Siège de plusieurs instances sportives mondiales, l’Europe a également conservé l’habitude d’accueillir certaines des plus grandes compétitions de la planète. Coupe du monde de football en 2006 en Allemagne, Mondial de rugby en France, Écosse et au Pays de Galles l’année suivante, Jeux Olympiques à Londres en 2012 tandis que Paris remportait le droit d’organiser l’édition 2024, ces quinze dernières années n’ont pas fait exception à la règle, même si cela change doucement.
La coupe du monde de football par exemple s’exporte de plus en plus (Afrique du Sud, Brésil, Qatar ou Canada/États-Unis/Mexique prochainement) et les championnats du monde d’athlétisme s’organisent moins fréquemment en Europe. Huit des dix premières éditions se déroulaient sur les terres du vieux continent, mais depuis 2005, ce rapport s’est inversé, les championnats s’étant déroulés successivement à Osaka (Japon), Berlin (Allemagne), Daegu (Corée du Sud), Moscou (Russie), Londres (Royaume-Uni) et Doha (Qatar). D’autres pays développent ainsi leurs infrastructures et se servent des compétitions sportives pour rayonner à l’international comme le Brésil qui a enchaîné Mondial de foot et JO en deux ans, ou le Japon, qui devrait être le théâtre des JO en 2021, deux ans après la dernière coupe du monde de rugby, également sur ses terres.
L’Europe rayonne à domicile
Mais le vieux continent reste une référence en matière de compétitions sportives. La France notamment vient de recevoir un mondial féminin de football réussi en 2019, huit ans après une édition allemande tout aussi saluée, et s’apprête à organiser le mondial de rugby en 2023, un an avant les JO. Et le continent européen prend garde aussi au bon développement de ses propres compétitions, comme le championnat d’Europe de football 2020, reporté à 2021 mais qui se tiendra dans douze pays différents pour célébrer les 60 ans de la création du tournoi.
Le sport l’a prouvé, il peut réunir le continent et un nouveau tournoi de tennis a même été créé ces dernières années pour opposer l’Europe au « reste du monde ». C’est ainsi que des images de l’Espagnol Rafael Nadal et du Suisse Roger Federer, partenaires d’un jour et tout sourire, se sont répandues après la troisième victoire de « l’équipe d’Europe » en trois éditions de la Rod Laver Cup de tennis. Un événement unique et spectaculaire, qui s’inspire notamment de l’exemple donné par le golf. Désormais des projets plus locaux apparaissent, comme celui de la mise en place d’un championnat de football belgo-néerlandais.

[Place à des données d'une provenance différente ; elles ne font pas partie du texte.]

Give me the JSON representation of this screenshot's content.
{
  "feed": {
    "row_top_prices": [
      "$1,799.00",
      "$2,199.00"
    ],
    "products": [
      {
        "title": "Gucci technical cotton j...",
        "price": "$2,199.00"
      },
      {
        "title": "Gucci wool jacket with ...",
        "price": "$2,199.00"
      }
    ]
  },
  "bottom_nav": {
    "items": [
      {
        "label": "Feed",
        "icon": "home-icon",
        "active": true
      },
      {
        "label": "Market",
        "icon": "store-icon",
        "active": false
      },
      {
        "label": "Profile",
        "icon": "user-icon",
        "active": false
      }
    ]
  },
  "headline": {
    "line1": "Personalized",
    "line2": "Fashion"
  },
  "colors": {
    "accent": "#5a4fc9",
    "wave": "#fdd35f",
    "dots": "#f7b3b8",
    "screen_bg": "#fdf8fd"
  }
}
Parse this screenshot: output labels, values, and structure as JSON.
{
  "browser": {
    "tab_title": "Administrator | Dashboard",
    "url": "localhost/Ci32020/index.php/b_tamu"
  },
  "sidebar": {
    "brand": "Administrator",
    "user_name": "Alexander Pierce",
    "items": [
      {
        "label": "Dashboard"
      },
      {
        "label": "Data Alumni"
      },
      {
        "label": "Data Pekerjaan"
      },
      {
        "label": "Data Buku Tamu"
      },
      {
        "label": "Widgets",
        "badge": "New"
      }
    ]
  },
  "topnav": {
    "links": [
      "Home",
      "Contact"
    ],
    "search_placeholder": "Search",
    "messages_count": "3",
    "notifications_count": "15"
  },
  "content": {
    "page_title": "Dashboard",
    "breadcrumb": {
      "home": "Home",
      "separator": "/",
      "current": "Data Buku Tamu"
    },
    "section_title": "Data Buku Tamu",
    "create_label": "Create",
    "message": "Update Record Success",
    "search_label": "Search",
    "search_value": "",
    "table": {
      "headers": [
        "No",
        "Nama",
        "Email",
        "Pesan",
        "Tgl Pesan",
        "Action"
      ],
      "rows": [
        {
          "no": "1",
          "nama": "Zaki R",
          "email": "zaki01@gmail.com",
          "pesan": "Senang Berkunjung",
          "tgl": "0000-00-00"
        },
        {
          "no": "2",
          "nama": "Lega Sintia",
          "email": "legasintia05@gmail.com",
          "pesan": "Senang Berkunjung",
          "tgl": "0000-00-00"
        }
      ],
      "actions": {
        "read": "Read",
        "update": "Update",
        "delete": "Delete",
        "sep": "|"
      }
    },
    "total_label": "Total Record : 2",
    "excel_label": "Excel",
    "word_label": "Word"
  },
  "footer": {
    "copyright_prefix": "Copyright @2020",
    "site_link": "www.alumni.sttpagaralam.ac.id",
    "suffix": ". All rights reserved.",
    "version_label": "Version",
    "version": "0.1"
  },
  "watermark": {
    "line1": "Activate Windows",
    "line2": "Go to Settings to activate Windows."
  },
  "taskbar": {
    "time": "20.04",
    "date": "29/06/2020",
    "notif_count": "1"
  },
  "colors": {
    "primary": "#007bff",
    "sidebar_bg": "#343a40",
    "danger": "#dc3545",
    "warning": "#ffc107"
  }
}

Médiatisation, dopage et dépenses folles dans le football
Ces quinze années écoulées ont été fastes dans le domaine sportif et ont aussi témoigné d’une médiatisation croissante du sport. Si, en 2005, les droits télévisés nationaux du championnat anglais de football avaient déjà dépassé le milliard de livres sterling par an, ils sont aujourd’hui supérieurs à 5 milliards. Et dans cette ère d’exposition croissante, qui débouche aussi sur la révélation de scandales et d’affaires de dopage (Armstrong en cyclisme par exemple), de nombreux athlètes se sont révélés en Europe.
Par ailleurs, les sommes échangées dans le domaine du football, et notamment par les équipes européennes, ont connu une inflation sans précédent sur la période. Seul l’achat de Zinédine Zidane par le Real Madrid en 2001 s’immisce dans une liste des 40 transferts les plus chers de l’histoire, tous établis après 2008. Et mis à part le recrutement du Brésilien Oscar par le club de Shangaï, tous ces investissements sont l’œuvre de club européens. Et dans le tennis, certaines des plus fortes dotations lors d’un tournoi sont celles remises au Master de fin de saison qui se tient à Londres. La somme remise au vainqueur de l’épreuve en 2019 pouvait aller jusqu’à 2 500 000 euros.
Une lente européanisation de la politique sportive
Toujours plus haut, toujours plus fort, le sport est un outil de soft power conséquent. Cependant comme le précise le site Toute L’Europe, « l’Union européenne ne dispose que de compétences d’appui » dans le domaine. Et ce n’est que récemment que ce dernier a pris plus d’ampleur sur la scène politique. En 2004, l’UE se dote de moyens et décide d’une « année européenne de l’éducation par le sport ».
Dimension économique, rôle sociétal, le sport fait ensuite l’objet d’un livre blanc, présenté par la Commission le 11 juillet 2007. Cependant, la politique sportive reste avant tout celles des États et il faut encore attendre deux ans et l’entrée en vigueur du traité de Lisbonne pour « qu’une référence au sport soit enfin inscrite au sein des traités communautaires », comme le rappelle Sport et citoyenneté.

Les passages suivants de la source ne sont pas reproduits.